First take the veal, add salt and pepper gently mix and form into 2 6oz patties. Remember not to overwork it into puree. A light touch is all that is needed. Place thumb indentation in the center. This will prevent the burger from puffing up in the middle.
Repeat above with the brisket blend.
Repeat above for the lamb but add a teaspoon of olive oil. Lamb is lean and the olive oil will keep it moist.
For the Kofte combine seasoned lamb and beef into a bowl and gently mix. Press the blend around a metal skewer. Try to be even of all sides.
Put all burgers and kofte in the refrigerator for 30 minutes. The cold will firm the meat up.

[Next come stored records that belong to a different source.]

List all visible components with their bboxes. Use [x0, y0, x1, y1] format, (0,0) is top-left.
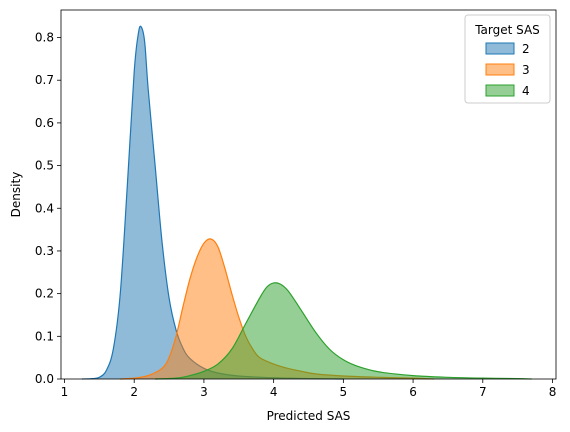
plot-frame — [60, 9, 557, 380]
x-tick-label: 4 — [270, 385, 278, 399]
legend-swatch-2 — [485, 42, 515, 55]
x-tick-label: 1 — [61, 385, 69, 399]
density-area-series-2 — [81, 26, 344, 379]
legend: Target SAS 2 3 4 — [464, 14, 551, 104]
density-area-series-3 — [120, 238, 434, 379]
axes-layer — [60, 9, 557, 380]
x-tick-label: 8 — [549, 385, 557, 399]
density-area-series-4 — [155, 282, 532, 379]
legend-swatch-4 — [485, 84, 515, 97]
y-tick-label: 0.6 — [35, 116, 54, 130]
y-tick-label: 0.3 — [35, 244, 54, 258]
density-line-series-4 — [155, 282, 532, 380]
x-tick-label: 5 — [340, 385, 348, 399]
y-axis-label: Density — [9, 172, 23, 218]
legend-label-2: 2 — [522, 42, 530, 56]
y-tick-label: 0.0 — [35, 372, 54, 386]
x-tick-label: 2 — [130, 385, 138, 399]
y-tick-label: 0.7 — [35, 73, 54, 87]
legend-title: Target SAS — [474, 23, 540, 37]
y-tick-label: 0.2 — [35, 287, 54, 301]
y-tick-label: 0.5 — [35, 159, 54, 173]
y-tick-label: 0.1 — [35, 329, 54, 343]
legend-label-3: 3 — [522, 63, 530, 77]
x-tick-label: 7 — [479, 385, 487, 399]
legend-label-4: 4 — [522, 84, 530, 98]
x-tick-label: 3 — [200, 385, 208, 399]
legend-entries: 2 3 4 — [485, 42, 530, 98]
legend-box — [464, 14, 551, 104]
x-axis-label: Predicted SAS — [267, 409, 351, 423]
series-layer — [81, 25, 532, 380]
ticks-layer: 1 2 3 4 5 6 7 8 0.0 0.1 0.2 0.3 0.4 0.5 0.6 0.7 0.8 — [35, 31, 556, 399]
x-tick-label: 6 — [409, 385, 417, 399]
legend-swatch-3 — [485, 63, 515, 76]
y-tick-label: 0.8 — [35, 31, 54, 45]
y-tick-label: 0.4 — [35, 201, 54, 215]
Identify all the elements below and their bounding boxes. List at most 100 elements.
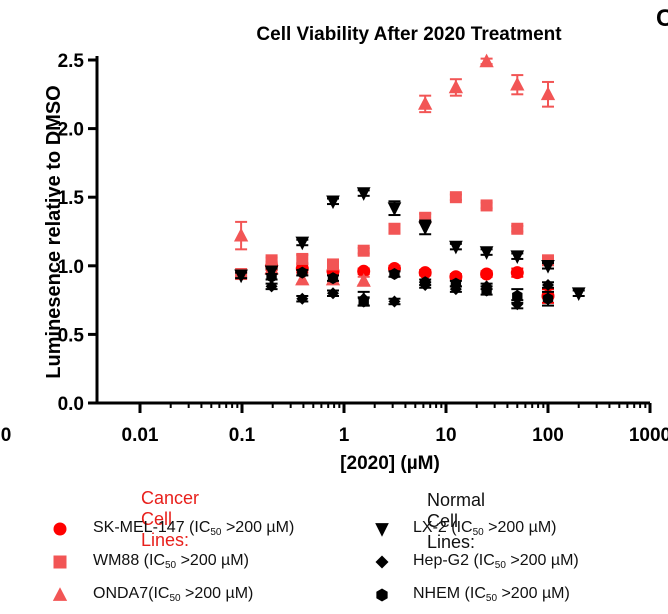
series-nhem bbox=[265, 266, 554, 308]
x-tick-label: 1000 bbox=[629, 425, 668, 446]
chart-title: Cell Viability After 2020 Treatment bbox=[256, 24, 562, 45]
legend-label: ONDA7(IC bbox=[93, 585, 170, 602]
legend-marker-diamond bbox=[375, 555, 389, 569]
point-nhem bbox=[327, 272, 339, 285]
legend-marker-shape bbox=[52, 587, 68, 601]
x-axis-label: [2020] (µM) bbox=[340, 453, 440, 474]
legend-label-suffix: >200 µM) bbox=[221, 519, 295, 536]
point-lx-2 bbox=[418, 221, 433, 236]
point-lx-2 bbox=[234, 269, 248, 284]
point-nhem bbox=[419, 276, 431, 289]
legend-label: SK-MEL-147 (IC bbox=[93, 519, 211, 536]
point-onda7 bbox=[356, 273, 371, 287]
legend-label-suffix: >200 µM) bbox=[483, 519, 557, 536]
y-tick-label: 0.5 bbox=[58, 325, 85, 346]
legend-entry-wm88: WM88 (IC50 >200 µM) bbox=[93, 552, 249, 571]
legend-marker-triangle bbox=[52, 587, 68, 601]
legend-marker-shape bbox=[375, 555, 389, 569]
legend-marker-circle bbox=[53, 522, 67, 536]
point-lx-2 bbox=[541, 259, 555, 274]
point-nhem bbox=[481, 284, 492, 297]
legend-label-subscript: 50 bbox=[169, 593, 181, 604]
point-lx-2 bbox=[510, 250, 525, 264]
point-wm88 bbox=[326, 258, 339, 271]
point-nhem bbox=[358, 295, 369, 308]
legend-label-suffix: >200 µM) bbox=[176, 552, 249, 569]
point-lx-2 bbox=[571, 287, 586, 302]
legend-label: Hep-G2 (IC bbox=[413, 552, 495, 569]
point-onda7 bbox=[418, 96, 433, 110]
legend-label-suffix: >200 µM) bbox=[505, 552, 579, 569]
legend-marker-shape bbox=[53, 522, 67, 536]
legend-label: NHEM (IC bbox=[413, 585, 486, 602]
legend-marker-triangle-down bbox=[375, 523, 389, 537]
y-axis-label: Luminesence relative to DMSO bbox=[43, 85, 65, 378]
point-onda7 bbox=[233, 227, 249, 242]
x-tick-label: 0.01 bbox=[122, 425, 159, 446]
legend-entry-hep-g2: Hep-G2 (IC50 >200 µM) bbox=[413, 552, 579, 571]
legend-entry-nhem: NHEM (IC50 >200 µM) bbox=[413, 585, 570, 604]
point-hep-g2 bbox=[511, 298, 524, 311]
x-break-label: 0 bbox=[1, 425, 12, 446]
legend-label-suffix: >200 µM) bbox=[497, 585, 570, 602]
point-onda7 bbox=[448, 79, 464, 94]
legend-entry-onda7: ONDA7(IC50 >200 µM) bbox=[93, 585, 253, 604]
point-nhem bbox=[450, 277, 462, 290]
y-tick-label: 2.5 bbox=[58, 51, 85, 72]
point-hep-g2 bbox=[265, 280, 278, 293]
point-wm88 bbox=[511, 222, 524, 235]
series-hep-g2 bbox=[265, 279, 554, 311]
point-nhem bbox=[512, 289, 523, 302]
point-hep-g2 bbox=[296, 292, 309, 305]
legend-entry-lx-2: LX-2 (IC50 >200 µM) bbox=[413, 519, 557, 538]
legend-label-subscript: 50 bbox=[210, 527, 222, 538]
x-tick-label: 1 bbox=[339, 425, 350, 446]
legend-label: WM88 (IC bbox=[93, 552, 165, 569]
axes: 0.0 0.5 1.0 1.5 2.0 2.5 0.01 0.1 1 10 100 1000 bbox=[58, 51, 668, 446]
x-tick-label: 100 bbox=[532, 425, 564, 446]
series-sk-mel-147 bbox=[265, 259, 555, 304]
y-tick-label: 1.0 bbox=[58, 257, 84, 278]
y-tick-label: 1.5 bbox=[58, 188, 85, 209]
point-sk-mel-147 bbox=[510, 266, 524, 280]
legend-label: LX-2 (IC bbox=[413, 519, 473, 536]
legend-label-subscript: 50 bbox=[472, 527, 484, 538]
point-nhem bbox=[389, 268, 400, 281]
y-tick-label: 2.0 bbox=[58, 120, 84, 141]
point-wm88 bbox=[388, 222, 401, 235]
point-hep-g2 bbox=[542, 279, 554, 292]
legend-label-subscript: 50 bbox=[165, 560, 177, 571]
point-wm88 bbox=[480, 199, 493, 212]
point-nhem bbox=[297, 266, 308, 279]
legend-entry-sk-mel-147: SK-MEL-147 (IC50 >200 µM) bbox=[93, 519, 294, 538]
point-lx-2 bbox=[356, 187, 371, 201]
point-lx-2 bbox=[295, 236, 310, 251]
point-wm88 bbox=[449, 191, 462, 204]
point-onda7 bbox=[479, 53, 494, 68]
x-tick-label: 10 bbox=[435, 425, 456, 446]
legend-marker-shape bbox=[376, 588, 388, 602]
panel-letter: C bbox=[656, 5, 668, 32]
legend-marker-hexagon bbox=[376, 588, 388, 602]
y-tick-label: 0.0 bbox=[58, 394, 84, 415]
point-onda7 bbox=[510, 76, 525, 91]
point-lx-2 bbox=[479, 246, 494, 260]
point-lx-2 bbox=[326, 195, 340, 210]
legend-marker-square bbox=[53, 555, 67, 569]
x-tick-label: 0.1 bbox=[229, 425, 256, 446]
point-onda7 bbox=[540, 86, 556, 101]
point-hep-g2 bbox=[326, 287, 339, 300]
legend-label-subscript: 50 bbox=[494, 560, 506, 571]
data-marks bbox=[233, 53, 586, 311]
point-nhem bbox=[542, 292, 554, 305]
point-wm88 bbox=[357, 244, 370, 257]
point-lx-2 bbox=[449, 240, 463, 255]
point-wm88 bbox=[296, 252, 309, 265]
point-sk-mel-147 bbox=[418, 266, 432, 280]
series-onda7 bbox=[233, 53, 556, 287]
series-lx-2 bbox=[234, 187, 586, 302]
point-nhem bbox=[266, 270, 277, 283]
legend-cancer-title: Cancer Cell Lines: bbox=[141, 488, 200, 550]
point-hep-g2 bbox=[388, 295, 401, 308]
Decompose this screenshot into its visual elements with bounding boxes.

Back to the grill for indirect and direct cooking.
Direct Heat Method
Over the direct heat place cast iron grill or pan. Make sure it is hot. Add a drizzle of olive oil. Place one veal, lamb and beef burger on the grill and the kofte. 4 minutes later or when the burger appears more than halfway cooked flip them. Make sure they are browned. With the thermometer make sure the burger’s internal temperature is 160 f and remove burgers from the grill.
USDA recommends ground beef be cooked to 160 F/71 C.
Indirect to Direct Heat Method
For indirect cooking place burgers on the middle grate with no burner on. Close lid. Once burgers are more than halfway cooked flip them and close the lid. Before the burgers are fully cooked place them on the cast iron to sear and brown each side.
Place the burgers on the buns and dress with lettuce, tomato, onion and sauce. Grab a napkin and enjoy!